While the suicides of Indian farmers are tragic, it is about 31.7 per 100,000 farmers, which is similar to the rates in Scotland and France (neither of which grows GMO crops). So these suicides are not necessarily due to Bt cotton. It seems that Vandana Shiva has an “ideological axe to grind” and has “little concern about the true facts”.
Lynas devotes a couple of chapters on the thinking behind anti-GMO activities. Ultimately, their opposition boils down to two concerns – big businesses are dominating the GMO scene, and we seem to be playing god by dabbling in genetic engineering.
The first concern is true solely because the anti-GMO activists have raised the stakes of the game so high (in the range of billions of dollars) that small-scale actors just cannot enter that space. Their argument is clearly circular.

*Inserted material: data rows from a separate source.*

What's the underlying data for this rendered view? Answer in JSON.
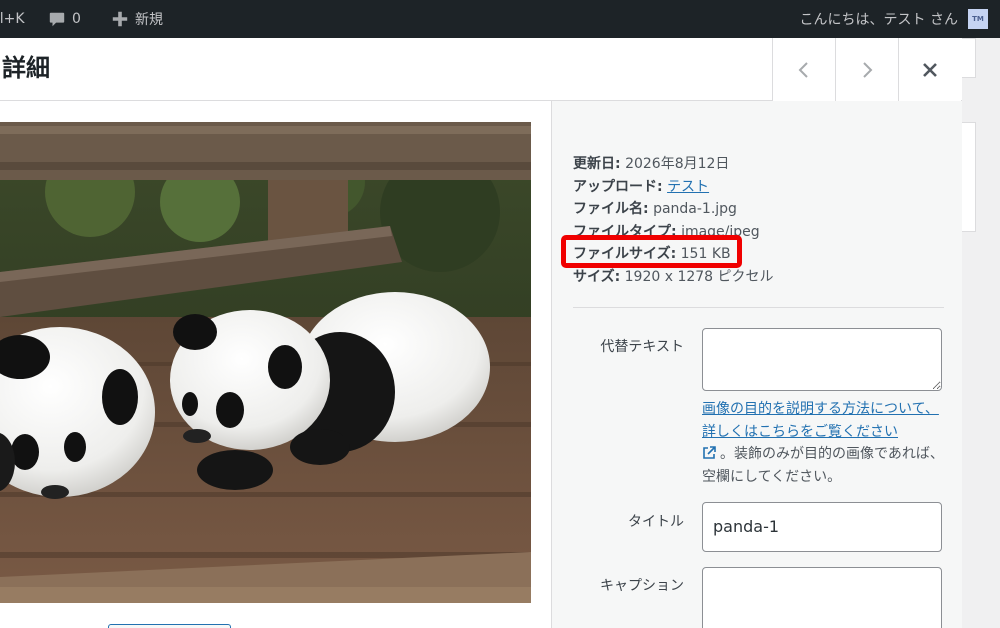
{
  "adminbar": {
    "shortcut": "rl+K",
    "comments_count": "0",
    "new_label": "新規",
    "greeting": "こんにちは、テスト さん",
    "avatar_text": "TM"
  },
  "modal": {
    "title": "詳細",
    "prev_icon": "chevron-left",
    "next_icon": "chevron-right",
    "close_icon": "close"
  },
  "details": {
    "uploaded_on_label": "更新日:",
    "uploaded_on": "2026年8月12日",
    "uploaded_by_label": "アップロード:",
    "uploaded_by": "テスト",
    "file_name_label": "ファイル名:",
    "file_name": "panda-1.jpg",
    "file_type_label": "ファイルタイプ:",
    "file_type": "image/jpeg",
    "file_size_label": "ファイルサイズ:",
    "file_size": "151 KB",
    "dimensions_label": "サイズ:",
    "dimensions": "1920 x 1278 ピクセル"
  },
  "fields": {
    "alt_label": "代替テキスト",
    "alt_value": "",
    "alt_help_link": "画像の目的を説明する方法について、詳しくはこちらをご覧ください",
    "alt_help_text": "。装飾のみが目的の画像であれば、空欄にしてください。",
    "title_label": "タイトル",
    "title_value": "panda-1",
    "caption_label": "キャプション",
    "caption_value": ""
  },
  "colors": {
    "highlight": "#f00000",
    "link": "#2271b1"
  }
}
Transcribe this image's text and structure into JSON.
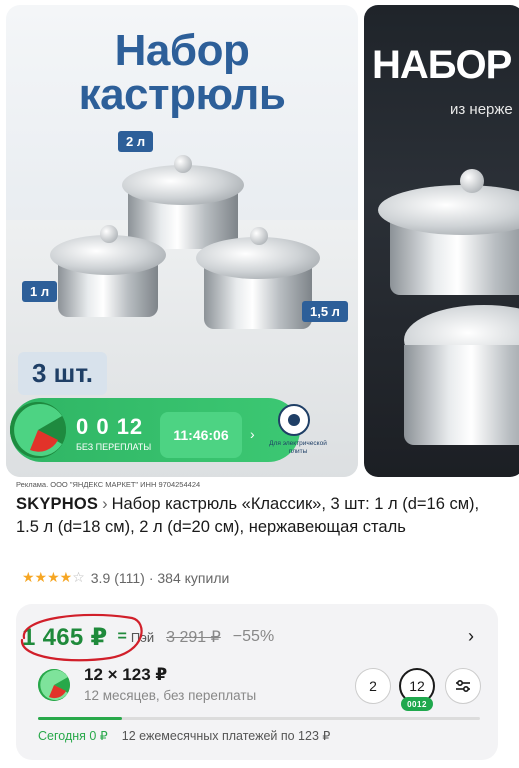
{
  "gallery": {
    "slide1": {
      "title_line1": "Набор",
      "title_line2": "кастрюль",
      "size_tags": [
        "2 л",
        "1 л",
        "1,5 л"
      ],
      "pieces": "3 шт.",
      "promo": {
        "installments_count": "0 0 12",
        "installments_subtitle": "БЕЗ ПЕРЕПЛАТЫ",
        "timer": "11:46:06",
        "plate_label": "Для электрической плиты"
      }
    },
    "slide2": {
      "title": "НАБОР К",
      "subtitle": "из нерже"
    }
  },
  "ad_disclaimer": "Реклама. ООО \"ЯНДЕКС МАРКЕТ\" ИНН 9704254424",
  "product": {
    "brand": "SKYPHOS",
    "breadcrumb_sep": "›",
    "title": "Набор кастрюль «Классик», 3 шт: 1 л (d=16 см), 1.5 л (d=18 см), 2 л (d=20 см), нержавеющая сталь",
    "rating": {
      "value": 3.9,
      "value_text": "3.9",
      "reviews": "(111)",
      "bought": "· 384 купили"
    }
  },
  "price": {
    "current": "1 465 ₽",
    "pay_label": "Пэй",
    "old": "3 291 ₽",
    "discount": "−55%",
    "chevron": "›"
  },
  "installment": {
    "main": "12 × 123 ₽",
    "sub": "12 месяцев, без переплаты",
    "terms": [
      "2",
      "12"
    ],
    "selected_term": "12",
    "badge": "0012",
    "progress_fraction": 0.19,
    "today": "Сегодня 0 ₽",
    "schedule": "12 ежемесячных платежей по 123 ₽"
  },
  "colors": {
    "accent_green": "#28a84a",
    "price_green": "#1f8a3b",
    "title_blue": "#2d5f99",
    "annotation_red": "#d11f2a"
  }
}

The second objection does hold merit. Maybe we are playing god. Maybe we are intruding into territory reserved solely for the divine. Or maybe, as put by scientist Francis Collins (who is devoutly religious) in his book The Language of God (2007), god may have revealed to us the word through the genetic code which is universal. The sequence of 'A's, 'T's, 'G's and 'C's may be god's design for the living world that he has deemed fit to share with us for us to study and explore.
Lynas's book is a timely one confronting a pressing topic. Some scientists have suggested that GMOs can usher in a Second Green Revolution. We need a re-look (without resorting to things like “GMO-agnosticism”) at some of the positions of the government.